Vantage6: 2FA can be circumvented with hacked email access

Vulnerability

In vantage6 versions prior to 5.0.1, if an attacker gains access to a user's email account, they can reset the user's password and subsequently reset the two-factor authentication (2FA) token via email. This effectively reduces the 2FA protection to single-factor authentication (email access) [4]. This vulnerability exists because the application allowed both password and 2FA token resets to be initiated through email [1].

Exploitation

An attacker must first compromise a vantage6 user's email account. With access to the email, the attacker can then initiate a password reset process. Following the password reset, the attacker can initiate a 2FA token reset, also via email. This sequence of actions allows the attacker to bypass the 2FA security measure [4]. The description notes that this attack is less likely to succeed if the user's email account itself is protected by 2FA [4].

Impact

Successful exploitation allows an attacker to bypass the two-factor authentication mechanism for a vantage6 user account.
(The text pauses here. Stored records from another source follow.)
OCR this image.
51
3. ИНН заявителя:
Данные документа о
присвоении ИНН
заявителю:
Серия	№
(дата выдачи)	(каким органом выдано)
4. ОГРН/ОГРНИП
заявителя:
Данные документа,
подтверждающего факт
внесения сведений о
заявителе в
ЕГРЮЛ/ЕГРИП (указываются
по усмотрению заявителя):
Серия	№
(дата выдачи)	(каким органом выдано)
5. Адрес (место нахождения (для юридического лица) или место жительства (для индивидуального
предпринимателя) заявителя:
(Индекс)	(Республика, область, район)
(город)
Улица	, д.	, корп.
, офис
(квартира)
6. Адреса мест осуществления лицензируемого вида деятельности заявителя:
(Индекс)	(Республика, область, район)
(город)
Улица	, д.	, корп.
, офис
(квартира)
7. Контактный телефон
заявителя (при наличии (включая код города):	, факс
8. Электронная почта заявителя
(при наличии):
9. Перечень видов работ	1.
By compromising the user's email, the attacker can gain full control over the user's account, effectively reducing the security from 2FA to single-factor authentication (email access) [4]. The scope of the compromise is limited to the individual user account whose email was compromised.

Mitigation

As of the release notes for version 5.0.1 on June 5, 2026, there are no patches available for this vulnerability [1]. The provided references indicate that there are no workarounds or patches currently available [4]. The proposed solutions include implementing recovery codes or restricting 2FA token resets to server administrators only, but these have not been implemented as patches [4].